What happened to these victims after the incident?  Had they died as a result, a written record may still remain, but those maimed or left lame receive few mentions in documents. In this case, Dr Clarke treated Mr George Caruthers, aged 22 of Lambeth, who had "a compound dislocation of the ankle joint inwards, with a fracture of the tibia … occasioned by the overturning of a stage-coach at Kilburn." Fortunately for us, Dr Clarke kept and published detailed notes of the treatment he administered to Mr Caruthers and the latter’s slow route to recovery. Mr Caruthers must have been the man with the "dreadfully lacerated" leg for Dr Clarke writes both of the projection of the tibia through the skin of the ankle and that "the bleeding must have been copious, but subsided before [I] saw him." The main problem with such trauma victims was the lack of effective infection control before the invention of antibiotics in the latter half of the 20th century.  Simple dressing were applied to the wound and kept in place with a "many-tailed" bandage that had been soaked in an evaporating lotion. The leg was splinted and rested in a slightly bent position on a quilted pillow. The doctor noted "great constitutional excitement" from the "serious" injury. As a result, poor George Caruthers was bled, his system purged and much saline medicine was administered. The body had to fight infection mainly through its own resources. Abscesses formed and much material was "exfoliated" before any natural healing occurred. The doctor commented that all this "produced considerable exhaustion of the patient’s strength", but also noted, approvingly that Caruthers' "general health had been good for some months previous". Caruthers remained in pain until January, 1818 when "a considerable portion of bone came away and the sore immediately healed and has so continued; […the patient] is now in better health than before the accident. He employs himself in superintending a farm, around which he walks with one crutch and a stick, but if the ground be level, with a stick only; and the limb is becoming daily more and more useful."

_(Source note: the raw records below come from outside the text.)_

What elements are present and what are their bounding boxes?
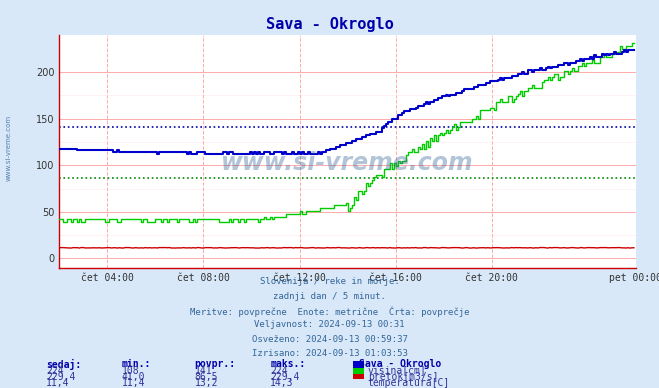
Text: zadnji dan / 5 minut.: zadnji dan / 5 minut.	[273, 292, 386, 301]
Text: Osveženo: 2024-09-13 00:59:37: Osveženo: 2024-09-13 00:59:37	[252, 335, 407, 344]
Text: sedaj:: sedaj:	[46, 359, 81, 370]
Text: maks.:: maks.:	[270, 359, 305, 369]
Text: 13,2: 13,2	[194, 378, 218, 388]
Text: višina[cm]: višina[cm]	[368, 366, 426, 376]
Text: Veljavnost: 2024-09-13 00:31: Veljavnost: 2024-09-13 00:31	[254, 320, 405, 329]
Text: Meritve: povprečne  Enote: metrične  Črta: povprečje: Meritve: povprečne Enote: metrične Črta:…	[190, 306, 469, 317]
Text: www.si-vreme.com: www.si-vreme.com	[221, 151, 474, 175]
Text: Sava - Okroglo: Sava - Okroglo	[359, 359, 442, 369]
Text: www.si-vreme.com: www.si-vreme.com	[5, 114, 11, 180]
Text: 229,4: 229,4	[46, 372, 76, 382]
Text: Izrisano: 2024-09-13 01:03:53: Izrisano: 2024-09-13 01:03:53	[252, 349, 407, 358]
Text: Slovenija / reke in morje.: Slovenija / reke in morje.	[260, 277, 399, 286]
Text: 11,4: 11,4	[122, 378, 146, 388]
Text: Sava - Okroglo: Sava - Okroglo	[266, 17, 393, 33]
Text: 14,3: 14,3	[270, 378, 294, 388]
Text: 141: 141	[194, 366, 212, 376]
Text: 224: 224	[270, 366, 288, 376]
Text: 11,4: 11,4	[46, 378, 70, 388]
Text: 86,5: 86,5	[194, 372, 218, 382]
Text: 229,4: 229,4	[270, 372, 300, 382]
Text: temperatura[C]: temperatura[C]	[368, 378, 450, 388]
Text: min.:: min.:	[122, 359, 152, 369]
Text: povpr.:: povpr.:	[194, 359, 235, 369]
Text: 108: 108	[122, 366, 140, 376]
Text: 41,0: 41,0	[122, 372, 146, 382]
Text: pretok[m3/s]: pretok[m3/s]	[368, 372, 438, 382]
Text: 224: 224	[46, 366, 64, 376]
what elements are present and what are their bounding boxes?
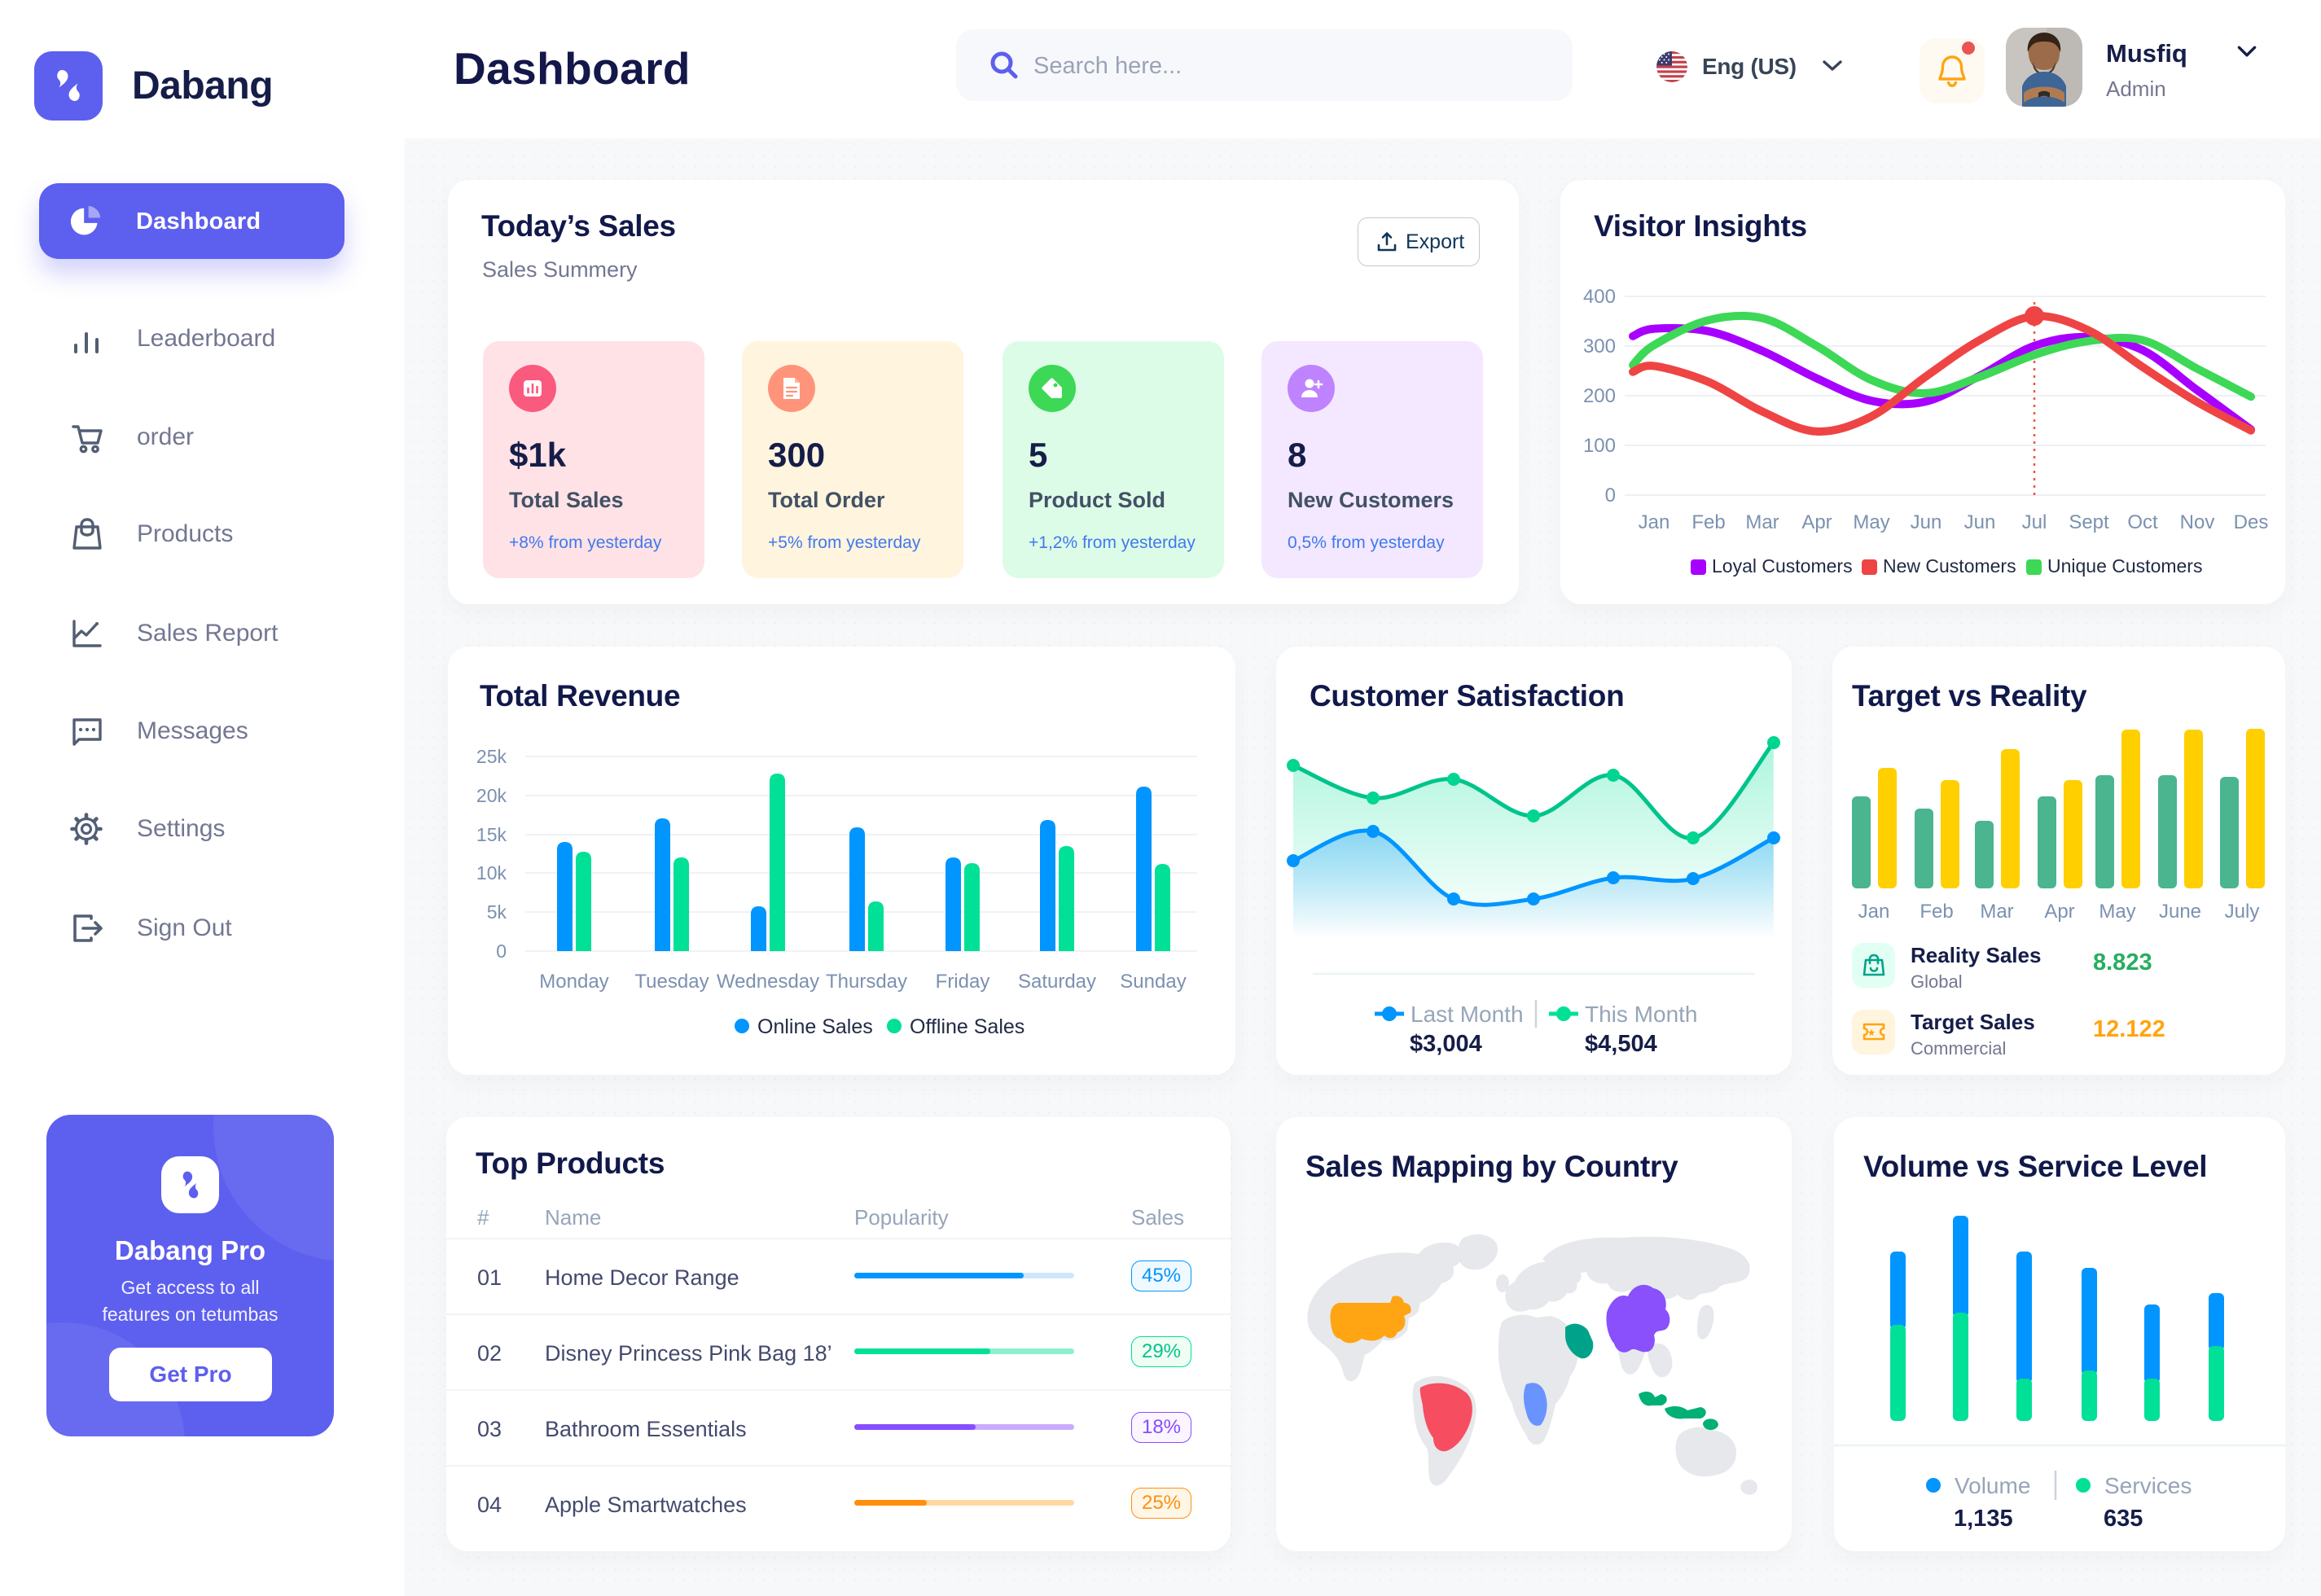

In 1822, Dr Clarke’s assistant wrote to Caruthers inquiring about his progress.  Caruthers answered that he could walk three or four miles easily, and eight if required, and that he would not exchange his injured leg for a wooden one for "the whole of Europe".

Caruthers had been lucky to receive the best care then available, costly support unavailable to most accident sufferers. Accidents were tragedies and people recognised that they needed to be avoided if possible. The Bury and Norwich Post reported of this Kilburn incident:

“… there is now opposition in the Aylesbury road, and coaches from town are in the habit of going to Aylesbury, a distance of some 40 miles, in five hours, stoppage included; indeed, sometimes, they have gone down in four hours, which is a rate of 10 miles an hour, one coach racing against the other."

It’s unsurprising that another report in an evening paper about this accident concluded in this manner:

"It is much to be lamented that a stop is not put to coach-racing.  On the subject of coach-racing we have merely to say, that it is an offence punishable by fine or imprisonment and that any passenger who neglects to complain neglects his duty to himself and the public."